On Wed, 2017-04-12@11:09 -0600, Logan Gunthorpe wrote:
> 
> > Do you handle funky address translation too ? IE. the fact that the PCI
> > addresses aren't the same as the CPU physical addresses for a BAR ?
> 
> No, we use the CPU physical address of the BAR. If it's not mapped that
> way we can't use it.

Ok, you need to fix that or a bunch of architectures won't work. 

Look at pcibios_resource_to_bus() and pcibios_bus_to_resource(). They
will perform the conversion between the struct resource content (CPU
physical address) and the actual PCI bus side address.

When behind the same switch you need to use PCI addresses. If one tries
later to do P2P between host bridges (via the CPU fabric) things get
more complex and one will have to use either CPU addresses or something
else alltogether (probably would have to teach the arch DMA mapping
routines to work with those struct pages you create and return the
right thing).

> > > This will mean many setups that could likely
> > > work well will not be supported so that we can be more confident it
> > > will work and not place any responsibility on the user to understand
> > > their topology. (We've chosen to go this route based on feedback we
> > > received at LSF).
> > > 
> > > In order to enable this functionality we introduce a new p2pmem device
> > > which can be instantiated by PCI drivers. The device will register some
> > > PCI memory as ZONE_DEVICE and provide an genalloc based allocator for
> > > users of these devices to get buffers.
> > 
> > I don't completely understand this. This is actual memory on the PCI
> > bus ? Where does it come from ? Or are you just trying to create struct
> > pages that cover your PCIe DMA target ?
> 
> Yes, the memory is on the PCI bus in a BAR. For now we have a special
> PCI card for this, but in the future it would likely be the CMB in an
> NVMe card. These patches create struct pages to map these BAR addresses
> using ZONE_DEVICE.

Ok.

So ideally we'd want things like dma_map_* to be able to be fed those
struct pages and do the right thing which is ... tricky, especially
with the address translation I mentioned since the address will be
different whether the initiator is on the same host bridge as the
target or not.

> > So correct me if I'm wrong, you are trying to create struct page's that
> > map a PCIe BAR right ? I'm trying to understand how that interacts with
> > what Jerome is doing for HMM.
> 
> Yes, well we are using ZONE_DEVICE in the exact same way as the dax code
> is. These patches use the existing API with no modifications. As I
> understand it, HMM was using ZONE_DEVICE in a way that was quite
> different to how it was originally designed.

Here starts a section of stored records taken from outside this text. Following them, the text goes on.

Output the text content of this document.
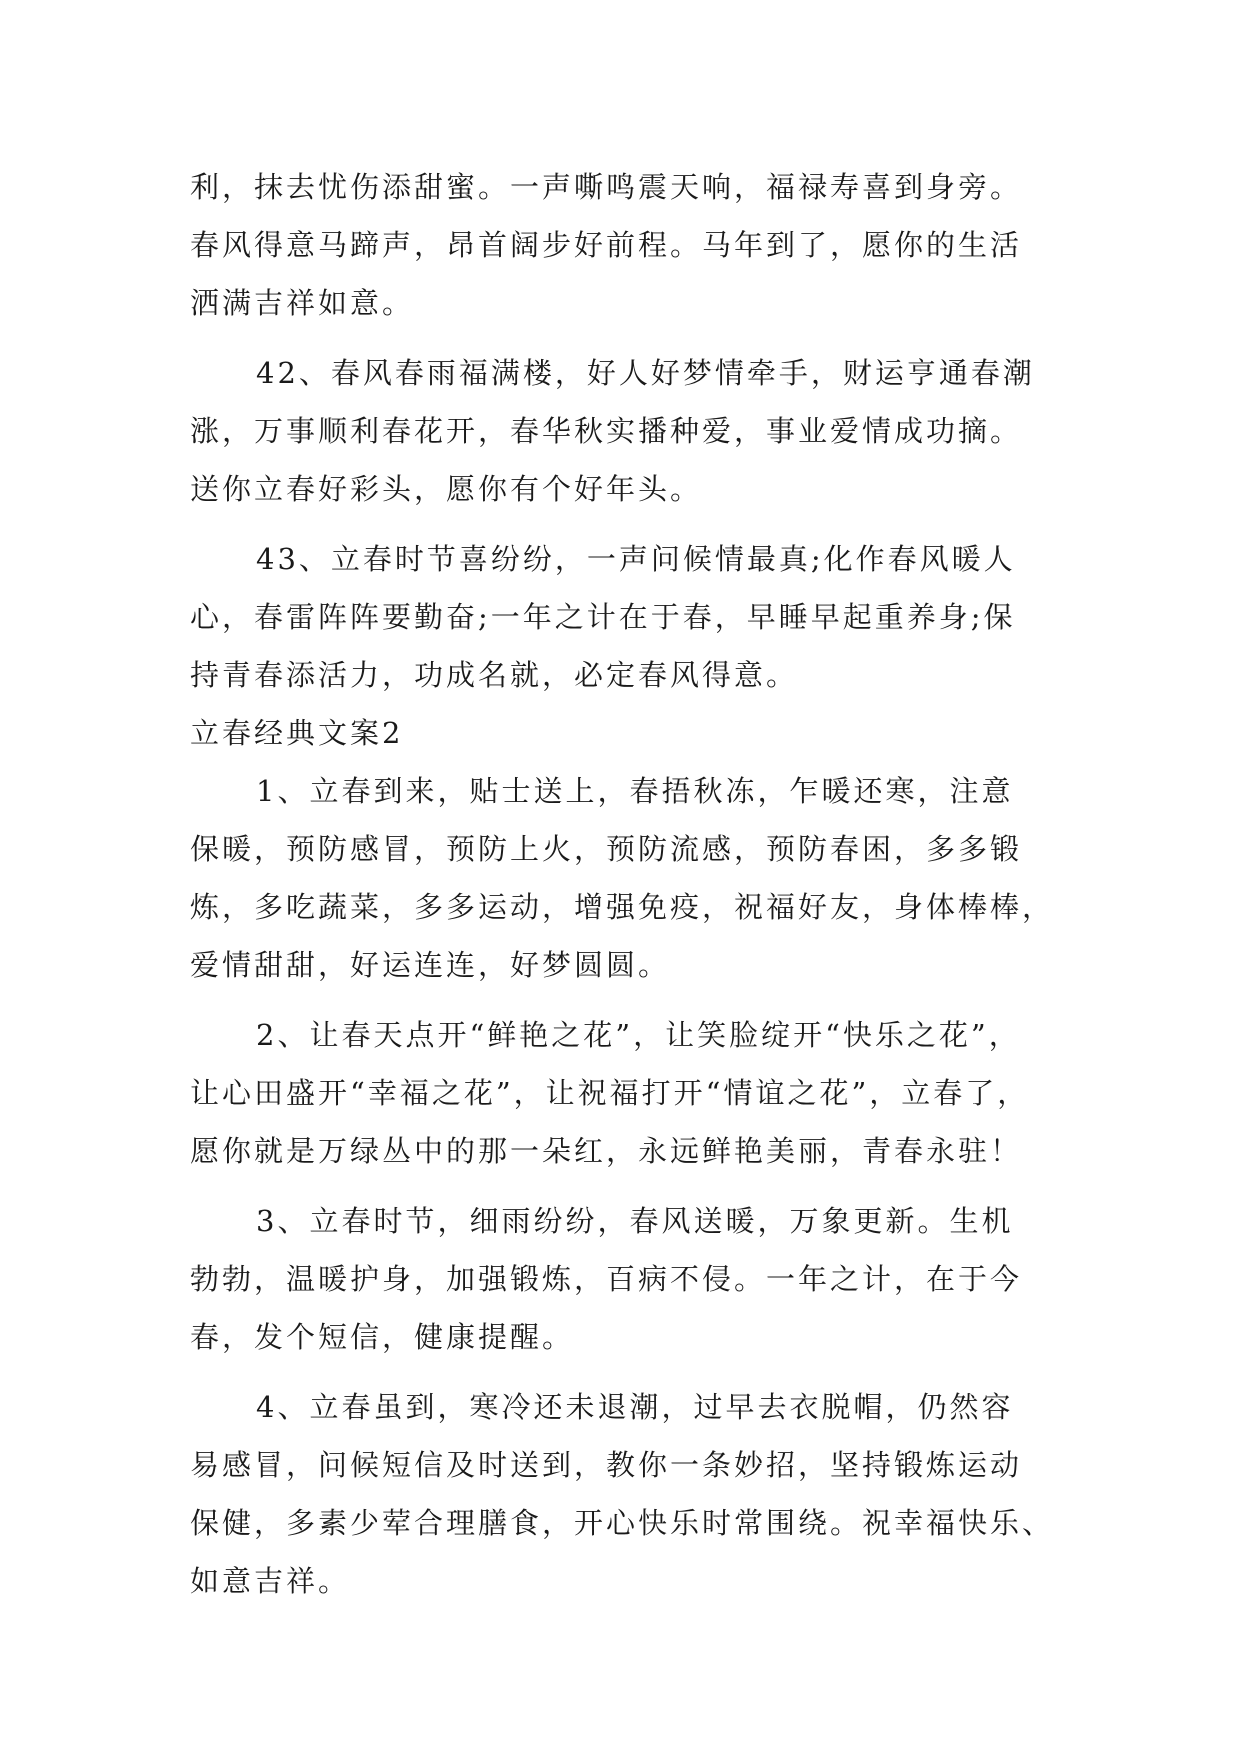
利，抹去忧伤添甜蜜。一声嘶鸣震天响，福禄寿喜到身旁。
春风得意马蹄声，昂首阔步好前程。马年到了，愿你的生活
洒满吉祥如意。
42、春风春雨福满楼，好人好梦情牵手，财运亨通春潮
涨，万事顺利春花开，春华秋实播种爱，事业爱情成功摘。
送你立春好彩头，愿你有个好年头。
43、立春时节喜纷纷，一声问候情最真;化作春风暖人
心，春雷阵阵要勤奋;一年之计在于春，早睡早起重养身;保
持青春添活力，功成名就，必定春风得意。
立春经典文案2
1、立春到来，贴士送上，春捂秋冻，乍暖还寒，注意
保暖，预防感冒，预防上火，预防流感，预防春困，多多锻
炼，多吃蔬菜，多多运动，增强免疫，祝福好友，身体棒棒，
爱情甜甜，好运连连，好梦圆圆。
2、让春天点开“鲜艳之花”，让笑脸绽开“快乐之花”，
让心田盛开“幸福之花”，让祝福打开“情谊之花”，立春了，
愿你就是万绿丛中的那一朵红，永远鲜艳美丽，青春永驻！
3、立春时节，细雨纷纷，春风送暖，万象更新。生机
勃勃，温暖护身，加强锻炼，百病不侵。一年之计，在于今
春，发个短信，健康提醒。
4、立春虽到，寒冷还未退潮，过早去衣脱帽，仍然容
易感冒，问候短信及时送到，教你一条妙招，坚持锻炼运动
保健，多素少荤合理膳食，开心快乐时常围绕。祝幸福快乐、
如意吉祥。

Sort-of. I don't see why there would be a conflict with the struct
pages use though. Jerome can you chime in ? Jerome: It looks like they
are just laying out struct page over a BAR which is the same thing I
think you should do when the BAR is "large enough" for the GPU memory.

The case where HMM uses "holes" in the address space for its struct
page is somewhat orthogonal but I also see no conflict here.

> > The reason is that the HMM currently creates the struct pages with
> > "fake" PFNs pointing to a hole in the address space rather than
> > covering the actual PCIe memory of the GPU. He does that to deal with
> > the fact that some GPUs have a smaller aperture on PCIe than their
> > total memory.
> 
> I'm aware of what HMM is trying to do and although I'm not familiar with
> the intimate details, I saw it as fairly orthogonal to what we are
> attempting to do.

Right.

> > However, I have asked him to only apply that policy if the aperture is
> > indeed smaller, and if not, create struct pages that directly cover the
> > PCIe BAR of the GPU instead, which will work better on systems or
> > architecture that don't have a "pinhole" window limitation.
> > However he was under the impression that this was going to collide with
> > what you guys are doing, so I'm trying to understand how.?
> 
> I'm not sure I understand how either. However, I suspect if you collide
> with these patches then you'd also be breaking dax too.

Possibly but as I said, I don't see why so I'll let Jerome chime in
since he was under the impression that there was a conflict here :-)

Cheers,
Ben.